Ознакомительная версия.
Танжер. Быть может, самый сильный город мира. Сильный своим портом, своим положением города-ключа, города, где причаливают и отчаливают суда, на полпути между Мадридом и Касабланкой, и сильный тем, что не является при этом, как Альхесирас по другую сторону пролива, портовым городом. Город со своим лицом, сам по себе и в себе, несмотря на морской простор и причалы, открытые другим берегам, город, живой самодостаточной жизнью, островок смысла на перекрестье дорог, Танжер брал нас в полон с первой минуты. Здесь кончался наш долгий путь. И хотя местом назначения был Рабат, город, откуда была родом семья моей матери и где мы, после того как перебрались во Францию, проводили каждое лето, уже в Танжере мы чувствовали себя дома. Машину ставили на стоянку у гостиницы «Бристоль», скромной, но чистенькой, на круто уходившей вверх улочке, которая вела в старый город — медину. И чуть позже, приняв душ, пешком отправлялись к месту долгожданного пира.

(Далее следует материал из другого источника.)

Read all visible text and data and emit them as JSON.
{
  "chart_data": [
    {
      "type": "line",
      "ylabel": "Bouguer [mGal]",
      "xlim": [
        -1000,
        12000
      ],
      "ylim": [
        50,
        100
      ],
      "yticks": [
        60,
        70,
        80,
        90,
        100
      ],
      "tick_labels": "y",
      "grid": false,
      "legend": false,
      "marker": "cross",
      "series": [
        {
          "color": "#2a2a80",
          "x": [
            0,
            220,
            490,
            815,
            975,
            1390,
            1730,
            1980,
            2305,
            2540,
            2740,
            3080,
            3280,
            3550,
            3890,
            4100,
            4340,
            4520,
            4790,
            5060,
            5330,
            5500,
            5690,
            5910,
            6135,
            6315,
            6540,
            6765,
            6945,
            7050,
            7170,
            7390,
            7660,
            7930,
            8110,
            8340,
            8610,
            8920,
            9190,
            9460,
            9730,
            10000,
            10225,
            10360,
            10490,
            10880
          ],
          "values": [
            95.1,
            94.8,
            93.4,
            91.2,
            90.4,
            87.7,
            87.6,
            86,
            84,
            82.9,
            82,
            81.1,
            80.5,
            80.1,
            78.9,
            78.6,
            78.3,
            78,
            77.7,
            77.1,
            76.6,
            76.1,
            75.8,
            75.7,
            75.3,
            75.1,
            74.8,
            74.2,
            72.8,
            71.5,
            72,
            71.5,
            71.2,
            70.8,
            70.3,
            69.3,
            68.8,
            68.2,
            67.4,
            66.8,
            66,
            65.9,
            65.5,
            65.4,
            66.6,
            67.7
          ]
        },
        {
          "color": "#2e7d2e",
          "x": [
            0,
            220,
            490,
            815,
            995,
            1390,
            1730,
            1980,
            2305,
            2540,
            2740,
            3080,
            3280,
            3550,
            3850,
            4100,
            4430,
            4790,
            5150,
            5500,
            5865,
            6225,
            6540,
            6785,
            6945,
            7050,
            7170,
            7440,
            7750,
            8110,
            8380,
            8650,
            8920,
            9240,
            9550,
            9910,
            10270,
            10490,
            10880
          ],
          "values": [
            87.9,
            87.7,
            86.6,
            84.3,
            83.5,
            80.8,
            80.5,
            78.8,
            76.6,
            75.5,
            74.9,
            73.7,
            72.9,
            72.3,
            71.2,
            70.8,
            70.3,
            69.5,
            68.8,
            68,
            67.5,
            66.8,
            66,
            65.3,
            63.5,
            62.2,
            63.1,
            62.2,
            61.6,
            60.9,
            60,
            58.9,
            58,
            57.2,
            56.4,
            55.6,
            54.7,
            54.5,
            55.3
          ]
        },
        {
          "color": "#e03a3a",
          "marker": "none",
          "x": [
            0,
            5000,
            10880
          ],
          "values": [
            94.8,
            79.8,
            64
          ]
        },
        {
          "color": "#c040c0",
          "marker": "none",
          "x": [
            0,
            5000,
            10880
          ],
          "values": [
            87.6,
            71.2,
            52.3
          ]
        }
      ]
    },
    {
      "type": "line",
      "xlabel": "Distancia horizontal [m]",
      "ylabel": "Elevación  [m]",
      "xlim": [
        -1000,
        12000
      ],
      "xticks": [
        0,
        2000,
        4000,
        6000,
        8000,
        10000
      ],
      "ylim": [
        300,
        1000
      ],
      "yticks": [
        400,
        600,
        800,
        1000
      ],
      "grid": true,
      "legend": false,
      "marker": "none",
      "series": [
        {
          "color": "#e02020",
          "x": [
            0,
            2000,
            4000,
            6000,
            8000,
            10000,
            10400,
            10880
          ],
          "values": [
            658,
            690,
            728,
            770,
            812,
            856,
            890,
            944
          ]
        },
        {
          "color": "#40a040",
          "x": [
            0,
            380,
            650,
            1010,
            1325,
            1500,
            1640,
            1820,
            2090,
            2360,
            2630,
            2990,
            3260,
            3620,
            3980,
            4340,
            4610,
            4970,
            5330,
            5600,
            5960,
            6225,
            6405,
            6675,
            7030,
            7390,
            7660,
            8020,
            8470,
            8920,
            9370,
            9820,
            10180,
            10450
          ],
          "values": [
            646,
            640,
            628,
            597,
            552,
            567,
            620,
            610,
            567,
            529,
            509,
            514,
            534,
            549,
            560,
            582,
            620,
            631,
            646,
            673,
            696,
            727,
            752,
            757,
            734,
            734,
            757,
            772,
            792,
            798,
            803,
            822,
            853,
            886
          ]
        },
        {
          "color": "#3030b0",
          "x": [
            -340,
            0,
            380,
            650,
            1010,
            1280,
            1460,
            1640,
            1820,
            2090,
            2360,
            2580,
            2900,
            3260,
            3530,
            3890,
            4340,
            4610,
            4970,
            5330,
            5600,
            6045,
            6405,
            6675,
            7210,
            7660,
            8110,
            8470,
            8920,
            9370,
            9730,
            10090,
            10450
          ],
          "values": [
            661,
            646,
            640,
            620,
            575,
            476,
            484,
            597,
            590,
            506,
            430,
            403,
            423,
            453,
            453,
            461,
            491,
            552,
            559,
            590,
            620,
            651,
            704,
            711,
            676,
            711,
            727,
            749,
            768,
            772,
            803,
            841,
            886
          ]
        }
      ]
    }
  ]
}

Это было у самого входа в медину. Под аркадами на площади несколько ресторанчиков манили прохожих запахом жареного мяса. Мы заходили в «наш», поднимались на второй этаж, где единственный большой стол занимал почти весь тесный зальчик с голубыми стенами, окнами выходивший на площадь, и садились, голодные и возбужденные, в предвкушении раз и навсегда составленного меню, ожидавшего лишь нашего волеизъявления. Трудился старенький, но усердный вентилятор, создавая иллюзию ветра, хотя прохлады никакой от него не было; расторопный официант ставил на липковатую столешницу стаканы и графин с ледяной водой. На безупречном арабском языке мать делала заказ. Не проходило и пяти минут, как блюда появлялись на столе.
Быть может, я и не найду того, что ищу. Но по крайней мере, есть повод вспомнить это: мясо на вертеле, мешуйя — горячий салат из помидоров и перца, чай с мятой и миндальное печенье под названием «рожки газели». Я был Али-Бабой. Моя пещера с сокровищами была здесь, в этом совершенном ритме, в изумительной гармонии между яствами, которые были объедением сами по себе, но в своей неукоснительной ритуальной последовательности воистину приближались к божественному. Шарики из рубленого мяса, должным образом прожаренные с учетом их плотности, но при этом вышедшие из огня, нимало не подсохнув, наполняли мой рот профессионала по части плотоядности теплой, пряной, сочной, густой волной, и я с наслаждением работал челюстями. Прохладная маслянистость сладких перцев смягчала мой язык, плененный властной силой мяса, и готовила его вновь к этой мощной атаке. Все было в изобилии. Мы запивали еду маленькими глоточками шипучей воды — такую можно отведать еще в Испании, но во Франции похожей не сыщешь: игристая и чистая, дразнящая и бодрящая, ни унылой пресности, ни избытка газа. Когда же мы, сытые и слегка осоловевшие, отваливались от тарелок и ерзали на скамье в поисках несуществующей спинки, чтобы откинуться, официант приносил чай, разливал его согласно вековому ритуалу и ставил на стол, наскоро пройдясь по нему тряпкой, тарелку с «рожками газели». Есть больше никому не хотелось, но в этом-то вся и прелесть настоящего десерта: сладости можно оценить сполна только на сытый желудок, когда это сахарно-медовое объедение не утоляет насущную потребность, а услаждает наше нёбо благорасположением жизни.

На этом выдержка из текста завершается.